The Justice Department's announcement last week that it had foiled an Iranian attempt to assassinate the Saudi ambassador "is just the most recent episode, but it's also the most dramatic," said Toby Jones, Rutgers University professor of Middle East history. "This is just one moment in a recent history of escalation that began to develop at the beginning of this year."
Iranian officials have denied the plot. President Mahmoud Ahmadinejad told Al-Jazeera on Monday that the U.S. manufactured the claim to "create conflict between us and Saudi Arabia."
But analysts say the conflict was there -- and widening -- long before the announcement.
"Riyadh and Tehran have always been very wary of one another, very suspicious of one another's motives, and really determined to see the other government weakened, if not eliminated entirely," said the Brookings Institution's Suzanne Maloney, a former State Department adviser on Iran.
"If Iran has been engaged in a campaign of trying to knock off Saudi envoys abroad -- and the latest public statements suggest that Iran was involved with prior incidents against Saudi officials -- then clearly, they have removed any sort of boundaries or restraints on their own willingness to take on the Saudis."
Iran and Saudi Arabia have long been separated by more than a body of water: The former is Persian, Farsi-speaking and Shiite Muslim; the latter is Arab, Arabic-speaking and Sunni Muslim.
(Excerpt) Read more at washingtontimes.com ...
Ayatollah Ali Khamenei (left) is pictured here with a member of Egypt's Muslim Brotherhood. Khamenei says the revolts sweeping the Arab world have a spiritual kinship with Iran's own 1979 revolution.
Whose side are we on?
I think the Sauds would lose, if it came to major military combat. They don’t have much of a native military, having preferred to use the US instead.

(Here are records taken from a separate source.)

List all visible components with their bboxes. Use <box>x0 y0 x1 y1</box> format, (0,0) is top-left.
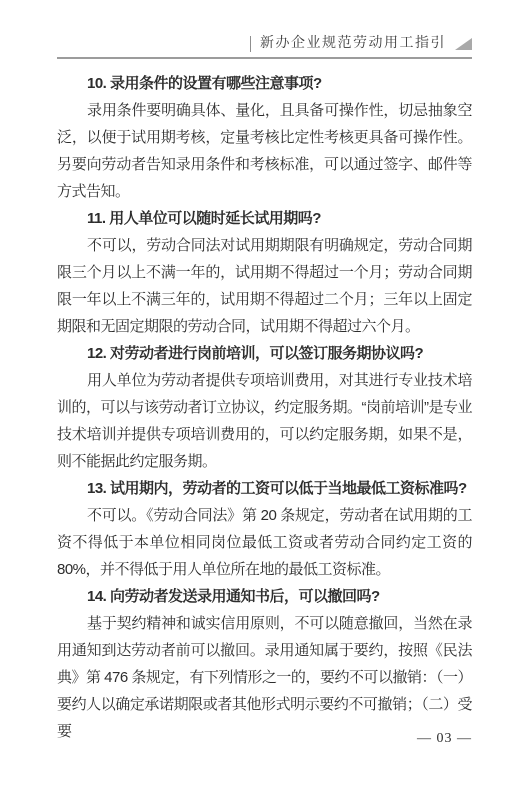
answer-paragraph: 基于契约精神和诚实信用原则，不可以随意撤回，当然在录用通知到达劳动者前可以撤回。… <box>57 610 472 745</box>
corner-triangle-icon <box>455 38 472 50</box>
question-heading: 13. 试用期内，劳动者的工资可以低于当地最低工资标准吗? <box>57 475 472 502</box>
qa-block: 12. 对劳动者进行岗前培训，可以签订服务期协议吗? 用人单位为劳动者提供专项培… <box>57 340 472 475</box>
qa-block: 10. 录用条件的设置有哪些注意事项? 录用条件要明确具体、量化，且具备可操作性… <box>57 70 472 205</box>
document-body: 10. 录用条件的设置有哪些注意事项? 录用条件要明确具体、量化，且具备可操作性… <box>57 70 472 745</box>
answer-paragraph: 录用条件要明确具体、量化，且具备可操作性，切忌抽象空泛，以便于试用期考核，定量考… <box>57 97 472 205</box>
qa-block: 14. 向劳动者发送录用通知书后，可以撤回吗? 基于契约精神和诚实信用原则，不可… <box>57 583 472 745</box>
page-header: 新办企业规范劳动用工指引 <box>57 36 472 59</box>
header-title: 新办企业规范劳动用工指引 <box>260 36 446 52</box>
question-heading: 10. 录用条件的设置有哪些注意事项? <box>57 70 472 97</box>
document-page: 新办企业规范劳动用工指引 10. 录用条件的设置有哪些注意事项? 录用条件要明确… <box>0 0 529 794</box>
header-divider-bar <box>250 36 251 52</box>
answer-paragraph: 不可以。《劳动合同法》第 20 条规定，劳动者在试用期的工资不得低于本单位相同岗… <box>57 502 472 583</box>
question-heading: 14. 向劳动者发送录用通知书后，可以撤回吗? <box>57 583 472 610</box>
answer-paragraph: 用人单位为劳动者提供专项培训费用，对其进行专业技术培训的，可以与该劳动者订立协议… <box>57 367 472 475</box>
question-heading: 12. 对劳动者进行岗前培训，可以签订服务期协议吗? <box>57 340 472 367</box>
qa-block: 11. 用人单位可以随时延长试用期吗? 不可以，劳动合同法对试用期期限有明确规定… <box>57 205 472 340</box>
header-rule <box>57 57 472 59</box>
answer-paragraph: 不可以，劳动合同法对试用期期限有明确规定，劳动合同期限三个月以上不满一年的，试用… <box>57 232 472 340</box>
page-number: — 03 — <box>417 731 472 747</box>
qa-block: 13. 试用期内，劳动者的工资可以低于当地最低工资标准吗? 不可以。《劳动合同法… <box>57 475 472 583</box>
question-heading: 11. 用人单位可以随时延长试用期吗? <box>57 205 472 232</box>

? We should let em. Then blow up Tehran.
Help the Iranian people eradicate the tyrants with a little air support.
I’m down with that.
Don’t bother sending troops.
Just create a sea of glass and move on.
Something is very wrong about the entire affair....Why am I not surprised?? We assassinate someone and call out someone else on a "possible" assassination????
There are 5 really good air bases in Northern Saudi Arabia. Any of them would provide Israel with an excellent staging base for an Iranian attack. If the Saudi's want to destroy the Iranian nuclear threat, all they have to do is give Israel a week or two access to one of these bases, and a lot of jet fuel.
Ours? :’)
Iran has more than three times as many people, but when one looks at how few Iranians actually support the regime, it’s unlikely that the mullahcracy dares to start a war with anyone. The Iran-Iraq war did one nice think — it fed a whole generation of pro-Khomeini fanatics to the guns, and they didn’t survive to produce more fanatics. The survivors of the Iran-Iraq war were disproportionately anti-Khomeini.

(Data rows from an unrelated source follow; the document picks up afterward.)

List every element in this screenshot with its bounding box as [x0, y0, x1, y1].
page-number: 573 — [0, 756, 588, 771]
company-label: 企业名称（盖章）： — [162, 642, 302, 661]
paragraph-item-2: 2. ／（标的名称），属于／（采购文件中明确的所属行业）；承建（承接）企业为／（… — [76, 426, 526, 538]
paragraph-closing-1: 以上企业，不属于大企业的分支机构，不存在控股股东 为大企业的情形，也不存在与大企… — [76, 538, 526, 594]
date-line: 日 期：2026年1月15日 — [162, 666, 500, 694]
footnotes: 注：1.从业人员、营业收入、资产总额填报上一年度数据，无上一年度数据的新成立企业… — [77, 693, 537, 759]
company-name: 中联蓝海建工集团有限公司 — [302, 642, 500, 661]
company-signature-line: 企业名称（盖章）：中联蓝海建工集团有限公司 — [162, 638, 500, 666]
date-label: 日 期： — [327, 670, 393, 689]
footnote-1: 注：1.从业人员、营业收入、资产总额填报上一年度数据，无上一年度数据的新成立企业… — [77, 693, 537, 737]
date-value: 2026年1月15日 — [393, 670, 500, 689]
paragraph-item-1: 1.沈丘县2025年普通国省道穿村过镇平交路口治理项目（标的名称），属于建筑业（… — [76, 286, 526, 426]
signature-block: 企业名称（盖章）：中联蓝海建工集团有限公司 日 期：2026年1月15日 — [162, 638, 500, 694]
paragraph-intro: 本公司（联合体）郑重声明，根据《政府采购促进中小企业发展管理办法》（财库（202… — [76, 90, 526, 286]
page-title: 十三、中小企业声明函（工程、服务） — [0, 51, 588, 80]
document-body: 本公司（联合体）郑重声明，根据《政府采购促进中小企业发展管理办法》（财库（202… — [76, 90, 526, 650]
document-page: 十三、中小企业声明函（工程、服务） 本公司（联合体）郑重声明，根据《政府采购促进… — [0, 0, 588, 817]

The Saudis number less than 20 million, and there are A) around five million guest workers, mostly from Islamic countries in southern and SE Asia, and B) there are an awful large number of Shiites, and they mostly live in the oil patch. Iran’s move would be to encourage and facilitate an indigenous uprising, which would of course result in nearly immediate US involvement, with the blessings of the UNSC, including China, and Russia would abstain.
This was my thought as well. This incident could well cause Israel and Saudi Arabia to join hands, covertly of course. Israel would attack Iran and the Saudi’s would conveniently deny any knowledge while actually be providing Israel lots help with air bases, logistics, fuel, intelligence, etc.
The Saudis would win easily because they have a “mercenary” — i.e., the U.S. government that they’ve bought and owned for years — that Iran simply can’t match.
“give Israel access” — that is political suicide for the Saudis. If they did this, they would be thrown out of their own country by their subjects.